Dining in Havana: Old Favorites, New Finds
In recent years, dining in Havana has been a tug-of-war between old favorites and new discoveries. On short trips, the decision is even harder. There are only so many lunches and so many dinners. Furthermore, in the off-season, like now, even old favorites are not always on their game. Recent gas shortages, which have complicated delivery of foodstuffs to both government-run and privately owned restaurants, means that there are no assurances you’ll find things the way you remember.
I stuck to my first night tradition, El Aljibe, considered one of the finest restaurants in Havana for roast chicken served with rice and black beans. I was last there in February, when my arrival coincided with a gaggle of cruise ship passengers delivered to the restaurant in huge tour buses. The place was packed, and we waited for a table. This time, there were only two other occupied tables, a total of six people dining. The chicken was, to put it kindly, not up to previous trips either, although it was still perfectly roasted and tasty. The thatched roof, open-air ambience remains intact; the waitresses still friendly and the beer cold. And tradition is tradition.
Several meals at new places that were recommended are not worth highlighting. A so-called gourmet restaurant with a Japanese theme in the Meliá Habana was fine, but just not worth a detour, as Michelin rating guides are fond of saying.
But one old favorite, which I hadn’t been to in several years, Vistamar, is back on my recommended list. The oceanfront restaurant has been upgraded and expanded, and the food was excellent—an extravagant seafood salad with shrimp and lobster, a grilled octopus and an eggplant lasagna was expertly prepared. The Miramar location is within easy taxi distance of Old Havana, and while it was pouring rain during the lunch I was there, the new poolside tables promise a great ambience at night.
Costa Vino is a new discovery. My initial impression based on one visit is to put it near the top of my recommendations in the city. Alejandro Herrera and Yoel Chacon has transformed a building on the west end of the Malecón, right across from the old fort protecting the river, into a fine dining oasis. As I’m accustomed to doing, I ordered the octopus, which was perfectly grilled and served with a light pesto sauce.
One person ordered steak, which I usually shy away from in Cuba; this one was delicious and tender. Another ordered the ceviche, which arrived with a modern-style foam and a light dressing, and a side order of steamed vegetables. On top of that, the restaurant has the best wine list I’ve seen in Havana in years; a good range of French and Italian wines, plus some excellent Spanish wines, including Pintia and Vega Sicilia—the latter two aren’t cheap but they are available and are stored either in a wine refrigerator or in the air-conditioned main dining room. Smoking is permitted on the outdoor terrace, which overlooks the Malecón and the old fort. Check it out. I will again the next time I’m in Havana.

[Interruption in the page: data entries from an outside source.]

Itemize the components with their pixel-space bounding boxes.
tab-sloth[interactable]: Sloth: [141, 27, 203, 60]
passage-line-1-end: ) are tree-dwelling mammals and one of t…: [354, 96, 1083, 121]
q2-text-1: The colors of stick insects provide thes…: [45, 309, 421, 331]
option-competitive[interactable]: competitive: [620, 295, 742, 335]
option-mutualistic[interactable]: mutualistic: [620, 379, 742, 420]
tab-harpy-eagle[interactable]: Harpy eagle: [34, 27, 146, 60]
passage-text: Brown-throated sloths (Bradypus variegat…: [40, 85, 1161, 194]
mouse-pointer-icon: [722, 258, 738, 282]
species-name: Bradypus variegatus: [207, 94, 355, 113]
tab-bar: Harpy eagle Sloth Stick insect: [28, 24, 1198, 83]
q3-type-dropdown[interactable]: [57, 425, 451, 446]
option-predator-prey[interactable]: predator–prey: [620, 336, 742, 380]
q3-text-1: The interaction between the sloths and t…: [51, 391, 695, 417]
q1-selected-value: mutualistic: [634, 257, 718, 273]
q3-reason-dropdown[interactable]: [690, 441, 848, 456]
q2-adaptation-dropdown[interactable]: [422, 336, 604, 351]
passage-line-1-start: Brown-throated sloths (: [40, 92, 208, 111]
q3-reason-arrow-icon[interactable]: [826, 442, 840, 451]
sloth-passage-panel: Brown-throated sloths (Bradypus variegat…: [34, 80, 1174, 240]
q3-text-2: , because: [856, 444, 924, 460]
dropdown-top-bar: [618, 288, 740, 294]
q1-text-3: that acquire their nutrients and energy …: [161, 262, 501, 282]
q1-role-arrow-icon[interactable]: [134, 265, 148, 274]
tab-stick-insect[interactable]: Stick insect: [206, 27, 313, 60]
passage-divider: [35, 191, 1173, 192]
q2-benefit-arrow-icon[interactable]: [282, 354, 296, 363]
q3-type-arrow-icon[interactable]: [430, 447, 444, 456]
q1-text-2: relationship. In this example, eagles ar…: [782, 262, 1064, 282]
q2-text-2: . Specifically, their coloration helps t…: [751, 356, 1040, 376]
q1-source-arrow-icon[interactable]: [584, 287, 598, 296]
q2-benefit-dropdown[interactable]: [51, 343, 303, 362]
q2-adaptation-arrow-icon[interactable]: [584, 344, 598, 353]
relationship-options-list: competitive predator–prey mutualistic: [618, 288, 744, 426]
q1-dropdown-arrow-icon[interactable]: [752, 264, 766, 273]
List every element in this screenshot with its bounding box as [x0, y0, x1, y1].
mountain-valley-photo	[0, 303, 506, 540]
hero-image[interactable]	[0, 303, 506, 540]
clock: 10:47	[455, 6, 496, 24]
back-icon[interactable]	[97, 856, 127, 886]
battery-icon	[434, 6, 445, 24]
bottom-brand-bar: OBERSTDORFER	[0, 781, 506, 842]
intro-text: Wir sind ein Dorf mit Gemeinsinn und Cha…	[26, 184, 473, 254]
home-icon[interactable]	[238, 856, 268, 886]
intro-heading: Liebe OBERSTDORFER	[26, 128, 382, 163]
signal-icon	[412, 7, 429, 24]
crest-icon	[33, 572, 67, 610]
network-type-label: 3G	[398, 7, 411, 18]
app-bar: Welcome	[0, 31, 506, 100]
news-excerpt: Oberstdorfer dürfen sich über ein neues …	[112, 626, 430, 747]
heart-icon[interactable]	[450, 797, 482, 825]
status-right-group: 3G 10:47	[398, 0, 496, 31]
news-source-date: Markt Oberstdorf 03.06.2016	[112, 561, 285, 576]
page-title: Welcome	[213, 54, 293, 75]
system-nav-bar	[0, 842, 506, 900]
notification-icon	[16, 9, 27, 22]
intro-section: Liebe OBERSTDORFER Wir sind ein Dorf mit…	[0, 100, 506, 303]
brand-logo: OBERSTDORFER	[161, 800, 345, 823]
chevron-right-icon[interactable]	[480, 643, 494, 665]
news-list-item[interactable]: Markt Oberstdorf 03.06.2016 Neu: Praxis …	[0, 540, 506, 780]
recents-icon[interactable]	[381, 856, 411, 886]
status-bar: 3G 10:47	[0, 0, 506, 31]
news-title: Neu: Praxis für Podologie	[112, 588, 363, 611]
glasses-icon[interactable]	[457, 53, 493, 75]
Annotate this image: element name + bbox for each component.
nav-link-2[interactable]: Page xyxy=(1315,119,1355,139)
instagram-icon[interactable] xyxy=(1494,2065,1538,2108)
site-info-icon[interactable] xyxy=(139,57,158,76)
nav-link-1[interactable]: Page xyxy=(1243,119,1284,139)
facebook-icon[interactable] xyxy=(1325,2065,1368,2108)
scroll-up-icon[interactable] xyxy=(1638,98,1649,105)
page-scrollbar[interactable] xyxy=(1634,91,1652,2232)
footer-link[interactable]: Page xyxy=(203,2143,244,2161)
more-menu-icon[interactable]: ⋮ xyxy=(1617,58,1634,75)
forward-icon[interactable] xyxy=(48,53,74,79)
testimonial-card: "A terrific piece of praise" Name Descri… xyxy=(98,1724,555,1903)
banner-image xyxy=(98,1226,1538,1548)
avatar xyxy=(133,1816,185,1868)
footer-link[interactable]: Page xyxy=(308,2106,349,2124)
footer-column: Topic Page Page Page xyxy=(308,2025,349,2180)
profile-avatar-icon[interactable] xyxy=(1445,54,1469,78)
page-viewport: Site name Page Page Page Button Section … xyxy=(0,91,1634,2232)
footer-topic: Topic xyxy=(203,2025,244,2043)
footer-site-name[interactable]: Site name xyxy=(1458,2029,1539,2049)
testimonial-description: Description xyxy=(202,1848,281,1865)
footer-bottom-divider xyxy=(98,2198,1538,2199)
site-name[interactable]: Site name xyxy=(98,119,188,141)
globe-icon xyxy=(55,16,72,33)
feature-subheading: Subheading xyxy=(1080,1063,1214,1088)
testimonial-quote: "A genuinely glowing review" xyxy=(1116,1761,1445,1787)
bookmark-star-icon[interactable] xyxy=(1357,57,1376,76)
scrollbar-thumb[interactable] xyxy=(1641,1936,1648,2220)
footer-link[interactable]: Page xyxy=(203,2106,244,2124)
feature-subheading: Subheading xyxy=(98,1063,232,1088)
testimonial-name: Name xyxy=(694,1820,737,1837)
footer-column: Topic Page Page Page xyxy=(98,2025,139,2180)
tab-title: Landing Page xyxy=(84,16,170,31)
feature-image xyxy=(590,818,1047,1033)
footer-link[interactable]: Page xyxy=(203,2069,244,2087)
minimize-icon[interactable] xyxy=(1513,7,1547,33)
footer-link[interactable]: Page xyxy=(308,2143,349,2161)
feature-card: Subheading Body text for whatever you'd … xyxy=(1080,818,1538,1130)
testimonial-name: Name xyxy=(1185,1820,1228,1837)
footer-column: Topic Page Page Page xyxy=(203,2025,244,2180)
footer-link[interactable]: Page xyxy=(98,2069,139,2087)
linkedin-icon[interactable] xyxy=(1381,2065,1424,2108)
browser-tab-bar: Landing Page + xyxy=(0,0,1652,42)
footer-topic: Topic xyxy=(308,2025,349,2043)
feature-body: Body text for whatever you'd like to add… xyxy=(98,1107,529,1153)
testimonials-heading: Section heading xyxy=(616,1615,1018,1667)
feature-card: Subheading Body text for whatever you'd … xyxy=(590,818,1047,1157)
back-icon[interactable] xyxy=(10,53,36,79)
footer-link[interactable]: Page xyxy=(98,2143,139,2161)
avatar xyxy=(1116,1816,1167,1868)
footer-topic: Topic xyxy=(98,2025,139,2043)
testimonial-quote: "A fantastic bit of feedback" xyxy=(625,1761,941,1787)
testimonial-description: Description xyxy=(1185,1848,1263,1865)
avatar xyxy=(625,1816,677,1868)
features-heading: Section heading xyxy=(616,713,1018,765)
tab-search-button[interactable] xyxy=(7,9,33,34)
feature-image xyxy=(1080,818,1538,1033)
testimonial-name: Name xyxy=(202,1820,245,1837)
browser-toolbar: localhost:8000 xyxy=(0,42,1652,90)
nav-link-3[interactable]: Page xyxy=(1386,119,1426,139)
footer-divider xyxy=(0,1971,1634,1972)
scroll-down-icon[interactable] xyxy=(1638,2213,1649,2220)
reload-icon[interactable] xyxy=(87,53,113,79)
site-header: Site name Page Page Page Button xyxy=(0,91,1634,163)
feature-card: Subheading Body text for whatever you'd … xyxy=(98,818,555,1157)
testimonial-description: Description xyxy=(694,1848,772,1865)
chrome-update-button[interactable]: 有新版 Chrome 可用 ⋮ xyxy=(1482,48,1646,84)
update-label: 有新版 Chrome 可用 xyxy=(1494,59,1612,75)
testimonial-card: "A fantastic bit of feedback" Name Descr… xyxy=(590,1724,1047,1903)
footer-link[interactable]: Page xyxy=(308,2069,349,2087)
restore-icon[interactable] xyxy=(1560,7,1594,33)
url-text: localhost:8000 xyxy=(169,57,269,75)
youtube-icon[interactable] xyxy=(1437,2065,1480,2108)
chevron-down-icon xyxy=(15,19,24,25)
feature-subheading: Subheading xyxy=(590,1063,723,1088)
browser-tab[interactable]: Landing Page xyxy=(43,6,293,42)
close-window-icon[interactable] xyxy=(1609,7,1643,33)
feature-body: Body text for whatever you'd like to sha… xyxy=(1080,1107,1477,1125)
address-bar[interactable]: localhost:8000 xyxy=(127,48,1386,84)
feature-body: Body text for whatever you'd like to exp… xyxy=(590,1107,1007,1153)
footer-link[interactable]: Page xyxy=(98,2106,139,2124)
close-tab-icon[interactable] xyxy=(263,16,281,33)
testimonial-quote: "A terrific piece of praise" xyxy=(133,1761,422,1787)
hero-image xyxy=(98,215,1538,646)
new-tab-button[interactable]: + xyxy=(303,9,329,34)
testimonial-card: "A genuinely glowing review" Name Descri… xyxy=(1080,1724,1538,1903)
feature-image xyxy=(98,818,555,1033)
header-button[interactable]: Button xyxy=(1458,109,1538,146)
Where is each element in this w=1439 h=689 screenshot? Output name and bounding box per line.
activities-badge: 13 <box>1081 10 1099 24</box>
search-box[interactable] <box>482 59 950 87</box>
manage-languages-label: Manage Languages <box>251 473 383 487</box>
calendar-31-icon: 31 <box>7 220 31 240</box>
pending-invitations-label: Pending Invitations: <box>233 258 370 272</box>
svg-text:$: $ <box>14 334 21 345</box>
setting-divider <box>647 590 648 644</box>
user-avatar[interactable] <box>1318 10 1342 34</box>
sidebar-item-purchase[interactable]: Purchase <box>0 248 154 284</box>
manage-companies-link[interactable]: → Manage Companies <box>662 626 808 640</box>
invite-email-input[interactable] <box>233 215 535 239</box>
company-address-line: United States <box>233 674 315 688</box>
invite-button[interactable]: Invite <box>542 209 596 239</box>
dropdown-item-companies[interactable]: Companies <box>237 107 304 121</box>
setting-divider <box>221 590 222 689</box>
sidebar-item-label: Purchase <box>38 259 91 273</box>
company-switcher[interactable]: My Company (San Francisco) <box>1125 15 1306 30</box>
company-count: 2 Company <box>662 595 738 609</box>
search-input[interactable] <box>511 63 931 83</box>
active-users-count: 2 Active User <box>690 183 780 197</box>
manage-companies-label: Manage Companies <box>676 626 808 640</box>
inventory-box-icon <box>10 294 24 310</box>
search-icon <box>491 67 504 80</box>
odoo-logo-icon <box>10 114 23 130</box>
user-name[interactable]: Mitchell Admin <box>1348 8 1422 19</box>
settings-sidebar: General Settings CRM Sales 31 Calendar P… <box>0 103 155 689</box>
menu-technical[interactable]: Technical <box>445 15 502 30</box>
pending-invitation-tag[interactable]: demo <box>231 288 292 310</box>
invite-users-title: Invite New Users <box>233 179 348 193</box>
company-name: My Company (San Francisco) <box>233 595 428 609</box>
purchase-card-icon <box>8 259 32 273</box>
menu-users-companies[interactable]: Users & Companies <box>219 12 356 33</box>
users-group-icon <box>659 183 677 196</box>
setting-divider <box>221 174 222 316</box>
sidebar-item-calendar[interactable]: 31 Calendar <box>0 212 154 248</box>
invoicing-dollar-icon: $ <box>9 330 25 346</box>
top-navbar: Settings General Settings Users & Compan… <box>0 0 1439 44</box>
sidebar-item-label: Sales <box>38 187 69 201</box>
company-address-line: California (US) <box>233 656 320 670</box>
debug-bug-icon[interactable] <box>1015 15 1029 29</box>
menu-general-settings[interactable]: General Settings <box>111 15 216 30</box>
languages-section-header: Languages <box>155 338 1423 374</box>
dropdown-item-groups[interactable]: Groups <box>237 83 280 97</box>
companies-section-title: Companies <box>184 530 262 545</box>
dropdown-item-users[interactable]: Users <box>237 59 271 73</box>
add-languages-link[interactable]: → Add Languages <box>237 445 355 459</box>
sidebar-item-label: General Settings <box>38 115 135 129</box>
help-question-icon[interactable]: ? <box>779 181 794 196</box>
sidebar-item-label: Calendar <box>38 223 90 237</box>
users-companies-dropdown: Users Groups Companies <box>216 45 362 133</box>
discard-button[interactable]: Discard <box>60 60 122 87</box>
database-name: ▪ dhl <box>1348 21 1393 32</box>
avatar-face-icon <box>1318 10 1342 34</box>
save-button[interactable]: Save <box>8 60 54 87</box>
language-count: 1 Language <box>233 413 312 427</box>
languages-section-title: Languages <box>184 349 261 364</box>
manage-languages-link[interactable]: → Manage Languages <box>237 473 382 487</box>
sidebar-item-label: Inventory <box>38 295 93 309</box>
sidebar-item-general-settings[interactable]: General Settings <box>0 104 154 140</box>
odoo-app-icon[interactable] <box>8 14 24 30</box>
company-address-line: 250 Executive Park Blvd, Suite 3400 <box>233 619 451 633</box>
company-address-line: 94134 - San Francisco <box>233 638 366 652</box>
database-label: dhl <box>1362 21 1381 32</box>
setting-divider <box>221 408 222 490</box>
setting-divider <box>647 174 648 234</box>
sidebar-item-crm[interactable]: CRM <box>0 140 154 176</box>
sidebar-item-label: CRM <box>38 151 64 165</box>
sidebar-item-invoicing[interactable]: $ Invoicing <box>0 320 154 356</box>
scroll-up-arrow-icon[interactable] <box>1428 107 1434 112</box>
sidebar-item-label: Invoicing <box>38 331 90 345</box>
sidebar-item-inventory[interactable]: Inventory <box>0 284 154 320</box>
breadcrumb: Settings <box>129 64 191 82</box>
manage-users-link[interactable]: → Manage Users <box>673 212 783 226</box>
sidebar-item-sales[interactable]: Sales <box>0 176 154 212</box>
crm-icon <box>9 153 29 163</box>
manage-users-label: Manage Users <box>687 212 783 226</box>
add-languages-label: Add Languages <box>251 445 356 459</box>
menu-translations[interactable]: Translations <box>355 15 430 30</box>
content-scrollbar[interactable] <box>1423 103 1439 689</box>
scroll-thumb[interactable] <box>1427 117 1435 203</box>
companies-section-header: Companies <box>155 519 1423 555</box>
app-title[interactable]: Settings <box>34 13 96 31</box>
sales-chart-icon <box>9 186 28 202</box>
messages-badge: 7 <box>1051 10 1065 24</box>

My last meal was at Tocamadera, a new discovery two years ago that remains an excellent choice. The restaurant is small, so reservations are mandatory. I ate a flatbread focaccia with fresh, flavorful arugula, tomatoes, basil and mozzarella on one half, and a melted cheese and truffle topping on the other. The main course was a pasta dish with chicken chunks in a cream sauce and a light dusting of truffles; it was outstanding. Stick to the beer here. You’ll feel like you are in Havana of a long gone era when private restaurants were small and pretty much hidden away from prying eyes. It’s a rustic setting in a small interior space of a house in Miramar with a patio filled with plants and vines, the perfect place to have an after-dinner cigar.